Additional trade-offs:

• Smaller $\delta$ gives stronger single-step safety but can render the CBF constraint infeasible, especially for highly stochastic or poorly modeled systems.
• Data-driven methods (Hoeffding, Scenario, Conformal) require selection of sample size $N$ and confidence $\beta$ to balance conservatism and empirical coverage.
• Cantelli’s condition exploits variance information for tighter bounds compared to the mean-only Markov criterion, at cost of computing $\mathrm{Var}(\Delta h)$.

All methods maintain formal guarantees that the total violation probability remains at most $\epsilon$ over the specified horizon, with confidence $1-\beta$ for sampled/data-driven schemes.
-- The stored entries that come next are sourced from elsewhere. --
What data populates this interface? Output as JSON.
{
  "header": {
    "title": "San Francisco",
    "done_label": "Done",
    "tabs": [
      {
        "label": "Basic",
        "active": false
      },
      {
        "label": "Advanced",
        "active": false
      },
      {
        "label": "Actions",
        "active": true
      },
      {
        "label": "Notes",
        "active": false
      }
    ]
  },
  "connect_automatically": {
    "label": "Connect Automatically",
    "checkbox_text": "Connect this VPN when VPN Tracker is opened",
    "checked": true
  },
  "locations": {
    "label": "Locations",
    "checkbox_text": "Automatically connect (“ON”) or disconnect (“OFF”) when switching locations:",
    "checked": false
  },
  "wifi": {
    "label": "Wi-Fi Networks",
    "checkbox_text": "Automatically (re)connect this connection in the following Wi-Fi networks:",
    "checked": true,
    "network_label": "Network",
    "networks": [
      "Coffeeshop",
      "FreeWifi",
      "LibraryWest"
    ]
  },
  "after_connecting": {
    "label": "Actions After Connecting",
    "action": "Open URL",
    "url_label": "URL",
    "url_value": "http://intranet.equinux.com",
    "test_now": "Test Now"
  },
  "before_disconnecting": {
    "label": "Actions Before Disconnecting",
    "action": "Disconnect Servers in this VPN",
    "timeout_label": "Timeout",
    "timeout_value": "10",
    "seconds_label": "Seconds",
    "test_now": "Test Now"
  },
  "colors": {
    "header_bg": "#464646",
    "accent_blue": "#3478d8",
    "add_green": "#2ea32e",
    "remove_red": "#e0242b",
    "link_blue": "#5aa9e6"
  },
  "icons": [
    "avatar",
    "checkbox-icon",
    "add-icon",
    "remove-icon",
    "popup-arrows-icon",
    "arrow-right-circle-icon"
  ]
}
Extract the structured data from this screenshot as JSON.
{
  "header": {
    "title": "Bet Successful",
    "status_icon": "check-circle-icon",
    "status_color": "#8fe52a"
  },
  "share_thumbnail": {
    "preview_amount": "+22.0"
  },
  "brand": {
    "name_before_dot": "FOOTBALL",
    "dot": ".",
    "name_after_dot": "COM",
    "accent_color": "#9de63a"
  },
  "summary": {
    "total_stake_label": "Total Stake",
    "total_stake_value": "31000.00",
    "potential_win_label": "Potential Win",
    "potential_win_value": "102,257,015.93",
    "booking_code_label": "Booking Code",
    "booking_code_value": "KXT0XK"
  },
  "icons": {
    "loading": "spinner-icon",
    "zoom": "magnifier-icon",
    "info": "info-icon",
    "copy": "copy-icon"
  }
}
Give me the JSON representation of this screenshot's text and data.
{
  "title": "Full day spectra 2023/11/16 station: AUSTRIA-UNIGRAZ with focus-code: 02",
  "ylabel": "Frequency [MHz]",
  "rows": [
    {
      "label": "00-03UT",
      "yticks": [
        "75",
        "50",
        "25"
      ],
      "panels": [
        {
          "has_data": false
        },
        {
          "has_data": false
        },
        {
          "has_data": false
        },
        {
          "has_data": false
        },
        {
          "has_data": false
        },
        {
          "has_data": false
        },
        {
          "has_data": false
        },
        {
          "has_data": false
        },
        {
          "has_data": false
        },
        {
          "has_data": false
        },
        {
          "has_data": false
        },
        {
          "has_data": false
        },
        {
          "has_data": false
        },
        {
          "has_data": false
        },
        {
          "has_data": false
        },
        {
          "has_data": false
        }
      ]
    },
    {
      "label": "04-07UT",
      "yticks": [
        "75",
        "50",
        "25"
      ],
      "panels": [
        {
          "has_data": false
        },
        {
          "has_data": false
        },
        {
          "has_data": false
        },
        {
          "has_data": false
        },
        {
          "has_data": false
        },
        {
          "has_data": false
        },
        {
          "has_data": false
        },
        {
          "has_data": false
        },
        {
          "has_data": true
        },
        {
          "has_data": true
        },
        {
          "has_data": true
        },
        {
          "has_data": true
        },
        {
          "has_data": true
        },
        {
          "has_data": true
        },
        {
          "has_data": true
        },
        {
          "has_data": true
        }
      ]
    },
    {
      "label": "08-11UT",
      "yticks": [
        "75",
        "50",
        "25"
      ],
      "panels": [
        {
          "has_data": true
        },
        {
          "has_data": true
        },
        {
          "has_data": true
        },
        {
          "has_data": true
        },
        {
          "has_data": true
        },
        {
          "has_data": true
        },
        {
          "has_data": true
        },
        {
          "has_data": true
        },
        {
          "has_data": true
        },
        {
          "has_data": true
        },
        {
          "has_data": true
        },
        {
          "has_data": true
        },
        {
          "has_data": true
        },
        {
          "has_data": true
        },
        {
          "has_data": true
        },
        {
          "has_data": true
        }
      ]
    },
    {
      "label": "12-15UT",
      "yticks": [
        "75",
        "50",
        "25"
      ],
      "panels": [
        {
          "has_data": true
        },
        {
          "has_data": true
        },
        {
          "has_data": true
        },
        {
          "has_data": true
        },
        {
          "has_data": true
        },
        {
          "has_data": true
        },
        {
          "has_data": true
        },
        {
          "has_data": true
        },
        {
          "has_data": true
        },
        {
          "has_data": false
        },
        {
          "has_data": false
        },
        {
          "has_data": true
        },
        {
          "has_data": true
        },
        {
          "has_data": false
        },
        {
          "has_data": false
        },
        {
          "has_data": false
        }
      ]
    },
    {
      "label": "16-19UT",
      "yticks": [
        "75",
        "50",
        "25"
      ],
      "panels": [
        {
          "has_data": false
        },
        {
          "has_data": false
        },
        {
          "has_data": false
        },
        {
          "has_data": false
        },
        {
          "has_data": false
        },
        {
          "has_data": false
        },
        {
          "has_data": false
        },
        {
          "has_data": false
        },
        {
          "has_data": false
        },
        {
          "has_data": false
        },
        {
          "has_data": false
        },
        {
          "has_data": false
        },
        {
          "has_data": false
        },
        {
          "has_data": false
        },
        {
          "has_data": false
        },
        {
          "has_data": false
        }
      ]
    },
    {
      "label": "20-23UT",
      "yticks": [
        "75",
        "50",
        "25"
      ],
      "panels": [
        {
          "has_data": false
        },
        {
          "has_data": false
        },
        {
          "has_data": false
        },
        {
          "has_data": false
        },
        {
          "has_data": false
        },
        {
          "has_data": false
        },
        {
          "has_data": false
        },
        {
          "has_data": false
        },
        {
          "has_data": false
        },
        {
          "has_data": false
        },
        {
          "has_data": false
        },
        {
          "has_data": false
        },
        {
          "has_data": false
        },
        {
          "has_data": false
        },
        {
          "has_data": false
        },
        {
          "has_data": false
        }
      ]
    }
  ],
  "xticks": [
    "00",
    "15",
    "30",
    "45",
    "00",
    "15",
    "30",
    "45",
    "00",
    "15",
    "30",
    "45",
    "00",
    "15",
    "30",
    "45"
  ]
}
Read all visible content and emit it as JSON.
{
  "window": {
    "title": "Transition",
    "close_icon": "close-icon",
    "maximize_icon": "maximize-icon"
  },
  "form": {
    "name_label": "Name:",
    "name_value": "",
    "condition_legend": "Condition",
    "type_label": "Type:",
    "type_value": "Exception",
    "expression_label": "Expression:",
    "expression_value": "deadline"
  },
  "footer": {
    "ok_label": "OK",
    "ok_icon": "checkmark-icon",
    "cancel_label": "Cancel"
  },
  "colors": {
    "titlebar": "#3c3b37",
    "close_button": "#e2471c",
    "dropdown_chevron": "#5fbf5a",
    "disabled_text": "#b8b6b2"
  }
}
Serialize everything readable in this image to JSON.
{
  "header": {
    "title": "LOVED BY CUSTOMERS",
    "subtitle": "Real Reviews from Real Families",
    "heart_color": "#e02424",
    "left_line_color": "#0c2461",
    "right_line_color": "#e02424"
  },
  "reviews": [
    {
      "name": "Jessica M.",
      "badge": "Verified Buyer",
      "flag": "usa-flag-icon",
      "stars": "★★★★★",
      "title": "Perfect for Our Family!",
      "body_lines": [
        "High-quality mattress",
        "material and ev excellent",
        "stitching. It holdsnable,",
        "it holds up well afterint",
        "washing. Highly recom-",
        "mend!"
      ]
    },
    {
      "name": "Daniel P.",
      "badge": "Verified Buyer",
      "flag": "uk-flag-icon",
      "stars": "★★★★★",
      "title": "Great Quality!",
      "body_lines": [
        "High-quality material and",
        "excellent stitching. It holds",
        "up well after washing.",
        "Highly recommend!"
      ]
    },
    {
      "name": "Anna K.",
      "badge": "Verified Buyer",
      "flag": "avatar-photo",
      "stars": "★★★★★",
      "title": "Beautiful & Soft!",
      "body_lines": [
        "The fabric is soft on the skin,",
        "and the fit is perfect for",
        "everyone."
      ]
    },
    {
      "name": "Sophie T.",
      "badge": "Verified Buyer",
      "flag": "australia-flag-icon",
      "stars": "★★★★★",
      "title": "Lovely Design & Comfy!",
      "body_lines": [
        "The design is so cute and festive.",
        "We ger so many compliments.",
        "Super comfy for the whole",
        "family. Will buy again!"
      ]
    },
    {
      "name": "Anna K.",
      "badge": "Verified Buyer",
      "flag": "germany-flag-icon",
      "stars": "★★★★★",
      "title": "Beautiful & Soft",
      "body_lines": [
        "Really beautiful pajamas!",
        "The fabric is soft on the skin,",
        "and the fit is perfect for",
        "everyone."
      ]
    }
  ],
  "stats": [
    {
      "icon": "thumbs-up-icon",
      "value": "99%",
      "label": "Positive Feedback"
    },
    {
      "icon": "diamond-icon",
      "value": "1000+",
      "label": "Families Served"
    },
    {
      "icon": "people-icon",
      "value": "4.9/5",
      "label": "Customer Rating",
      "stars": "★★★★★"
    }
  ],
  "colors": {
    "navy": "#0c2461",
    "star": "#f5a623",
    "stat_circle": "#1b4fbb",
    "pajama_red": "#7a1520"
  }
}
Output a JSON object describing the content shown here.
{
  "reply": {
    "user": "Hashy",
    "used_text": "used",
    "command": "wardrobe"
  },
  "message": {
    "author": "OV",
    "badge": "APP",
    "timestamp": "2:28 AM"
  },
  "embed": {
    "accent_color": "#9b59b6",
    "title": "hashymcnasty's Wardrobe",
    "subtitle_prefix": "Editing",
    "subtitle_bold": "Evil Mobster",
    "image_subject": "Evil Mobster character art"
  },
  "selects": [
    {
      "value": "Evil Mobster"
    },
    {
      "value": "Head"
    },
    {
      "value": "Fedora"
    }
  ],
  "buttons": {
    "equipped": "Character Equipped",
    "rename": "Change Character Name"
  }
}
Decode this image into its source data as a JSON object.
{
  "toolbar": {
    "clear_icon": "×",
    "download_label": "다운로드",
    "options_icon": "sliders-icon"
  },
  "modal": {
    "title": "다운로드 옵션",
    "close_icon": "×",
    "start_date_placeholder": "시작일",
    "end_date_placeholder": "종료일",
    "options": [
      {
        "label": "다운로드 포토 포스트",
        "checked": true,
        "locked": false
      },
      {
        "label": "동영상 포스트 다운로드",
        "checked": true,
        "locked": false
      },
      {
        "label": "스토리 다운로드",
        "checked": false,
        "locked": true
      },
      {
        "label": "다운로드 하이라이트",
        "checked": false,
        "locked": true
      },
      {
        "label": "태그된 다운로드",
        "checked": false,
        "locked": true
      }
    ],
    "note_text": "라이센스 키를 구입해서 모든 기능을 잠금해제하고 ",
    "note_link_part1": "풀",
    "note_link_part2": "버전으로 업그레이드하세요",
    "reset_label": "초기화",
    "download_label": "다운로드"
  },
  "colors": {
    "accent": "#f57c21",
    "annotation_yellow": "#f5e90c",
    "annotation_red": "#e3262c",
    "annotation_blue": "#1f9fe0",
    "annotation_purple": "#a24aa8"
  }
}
6. Applications and Empirical Validation

The probabilistic CBF framework has been demonstrated in simulation and hardware for robotic systems with significant stochasticity. For instance, in quadruped robot experiments, the method was shown to maintain high-probability safety over a prescribed finite horizon using tractable, real-time QP-based safety filters (Mestres et al., 1 Oct 2025).

Practical workflow involves:

• Setting risk parameters ($\delta, \epsilon, H$).
• Choosing the most suitable sufficient condition method for a given application/scenario.
• Collecting or estimating disturbance statistics as needed.
• Implementing a low-latency QP or SOCP-based filter to enforce real-time constraint satisfaction.

This ensures systematic, adjustable safety guarantees—even in the presence of significant, unmodeled stochastic disturbance—using only lightweight online computation, enabling scalability to high-bandwidth, complex robotic or cyber-physical systems.

7. Framework Scope and Limitations

The presented probabilistic CBF framework is general: it only requires that the sufficient condition is evaluable for candidate controls at each state. Nevertheless, the key limitations are:

• The framework is inherently conservative; worst-case analysis or statistical sampling may restrict the feasible region depending on disturbance magnitude, sample size, and desired confidence.
• The per-step constraint structure, while tractable in many settings, may become nonconvex if the system is nonlinear and $h \circ f$ is nonconvex in $u$; convex relaxation may be necessary.
• The guarantee is finite-horizon; for infinite-time or stationary safety, additional drift or recurrence conditions are needed.

Continued research addresses extensions to infinite-horizon safety guarantees, adaptive methods for estimating disturbance distributions online, and scalable realizations in embedded or networked control settings (Mestres et al., 1 Oct 2025).